Rather than taking a per-token argmax over these 33 logits, which may produce incoherent label sequences like B- adopted instantly by S-, the mannequin runs a constrained Viterbi decoder at inference time. The decoder makes use of linear-chain transition scoring and enforces legitimate BIOES boundary transitions. It scores full label paths utilizing begin, transition, and finish phrases, alongside with six transition-bias parameters that particularly management: background persistence, span entry, span continuation, span closure, and boundary-to-boundary handoff. This international path optimization improves span coherence and boundary stability by making every token resolution rely upon sequence-level construction, not simply native logits — notably beneficial in noisy or mixed-format textual content.
Those six transition-bias parameters are additionally user-tunable at runtime. This brings AI builders to push towards broader, extra contiguous masking for improved recall, or tighten boundaries for improved precision, with out retraining the mannequin.
Key Takeaways
- OpenAI launched Privacy Filter, an open-source PII redaction mannequin underneath Apache 2.0, able to detecting eight delicate span classes together with
account_number,private_person,secret, and extra — deployable on-premises with out routing knowledge to an exterior API. - The mannequin has 1.5B complete parameters however solely 50M lively at inference, due to a sparse MoE feed-forward design with 128 consultants and top-4 routing per token — making it light-weight sufficient to run in a browser or on a laptop computer.

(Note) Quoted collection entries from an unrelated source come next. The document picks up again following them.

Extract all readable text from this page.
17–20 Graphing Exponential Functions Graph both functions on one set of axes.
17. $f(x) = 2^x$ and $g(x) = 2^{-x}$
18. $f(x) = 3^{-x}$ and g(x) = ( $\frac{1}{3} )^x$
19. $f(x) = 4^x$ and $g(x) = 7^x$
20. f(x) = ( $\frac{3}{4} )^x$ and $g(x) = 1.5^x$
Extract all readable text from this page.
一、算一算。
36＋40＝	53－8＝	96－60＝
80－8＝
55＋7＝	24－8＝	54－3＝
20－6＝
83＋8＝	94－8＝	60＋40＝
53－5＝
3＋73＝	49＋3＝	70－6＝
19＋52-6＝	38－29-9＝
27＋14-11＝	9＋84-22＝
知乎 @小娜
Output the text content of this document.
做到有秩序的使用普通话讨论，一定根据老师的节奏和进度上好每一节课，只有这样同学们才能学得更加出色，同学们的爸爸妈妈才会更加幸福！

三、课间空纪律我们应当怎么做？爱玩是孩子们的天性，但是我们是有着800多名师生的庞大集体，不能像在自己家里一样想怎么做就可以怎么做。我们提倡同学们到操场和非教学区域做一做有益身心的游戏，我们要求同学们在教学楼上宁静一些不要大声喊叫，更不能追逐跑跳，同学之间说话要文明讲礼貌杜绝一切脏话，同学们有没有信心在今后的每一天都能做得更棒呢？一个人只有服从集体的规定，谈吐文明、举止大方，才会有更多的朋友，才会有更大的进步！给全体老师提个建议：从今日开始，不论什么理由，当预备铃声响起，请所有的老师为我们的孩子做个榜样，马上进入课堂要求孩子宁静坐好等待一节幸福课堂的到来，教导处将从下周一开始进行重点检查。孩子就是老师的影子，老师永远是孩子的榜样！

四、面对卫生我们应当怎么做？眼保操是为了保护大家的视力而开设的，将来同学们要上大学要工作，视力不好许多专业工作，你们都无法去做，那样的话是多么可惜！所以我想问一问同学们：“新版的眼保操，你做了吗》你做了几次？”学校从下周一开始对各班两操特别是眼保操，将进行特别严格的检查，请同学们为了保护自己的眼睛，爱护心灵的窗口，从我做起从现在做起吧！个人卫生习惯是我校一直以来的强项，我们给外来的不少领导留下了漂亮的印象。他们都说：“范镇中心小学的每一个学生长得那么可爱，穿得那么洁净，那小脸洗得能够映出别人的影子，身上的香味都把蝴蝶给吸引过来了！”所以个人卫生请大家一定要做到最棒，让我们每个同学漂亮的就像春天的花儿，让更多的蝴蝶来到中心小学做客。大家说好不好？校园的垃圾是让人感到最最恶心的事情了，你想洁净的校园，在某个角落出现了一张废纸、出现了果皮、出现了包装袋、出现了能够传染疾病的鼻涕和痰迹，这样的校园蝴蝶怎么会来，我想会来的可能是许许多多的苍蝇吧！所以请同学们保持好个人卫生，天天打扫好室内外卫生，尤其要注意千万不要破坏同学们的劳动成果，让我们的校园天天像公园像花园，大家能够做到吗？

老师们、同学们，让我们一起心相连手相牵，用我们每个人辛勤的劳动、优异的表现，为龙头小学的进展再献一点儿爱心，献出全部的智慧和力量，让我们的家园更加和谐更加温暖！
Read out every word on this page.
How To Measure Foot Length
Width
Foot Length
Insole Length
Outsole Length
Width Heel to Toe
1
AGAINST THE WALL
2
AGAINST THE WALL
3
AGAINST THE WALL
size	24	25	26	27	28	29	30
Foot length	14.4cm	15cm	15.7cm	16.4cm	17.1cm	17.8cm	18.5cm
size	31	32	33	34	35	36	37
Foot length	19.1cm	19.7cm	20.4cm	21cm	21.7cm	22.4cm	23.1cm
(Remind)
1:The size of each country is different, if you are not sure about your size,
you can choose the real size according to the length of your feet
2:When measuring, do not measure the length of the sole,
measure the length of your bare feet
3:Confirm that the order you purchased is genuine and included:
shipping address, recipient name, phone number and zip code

- The spine is architecturally just like gpt-oss: 8 pre-norm transformer blocks,
d_model=640, grouped-query consideration with RoPE, and a sparse MoE FFN — first pretrained autoregressively, then transformed to a bidirectional banded consideration encoder, then post-trained with a supervised classification loss. - At inference, it runs constrained Viterbi decoding over a BIOES label scheme relatively than per-token argmax, producing coherent span boundaries with six tunable transition-bias parameters that permit engineers regulate the precision/recall tradeoff at runtime with out retraining.
Check out the Model Weights. Also, be happy to comply with us on Twitter and don’t neglect to hitch our 130k+ ML SubReddit and Subscribe to our Newsletter. Wait! are you on telegram? now you can join us on telegram as well.
Need to associate with us for selling your GitHub Repo OR Hugging Face Page OR Product Release OR Webinar and so forth.? Connect with us
The put up OpenAI Releases Privacy Filter: A 1.5B-Parameter Open-Source PII Redaction Model with 50M Active Parameters appeared first on MarkTechPost.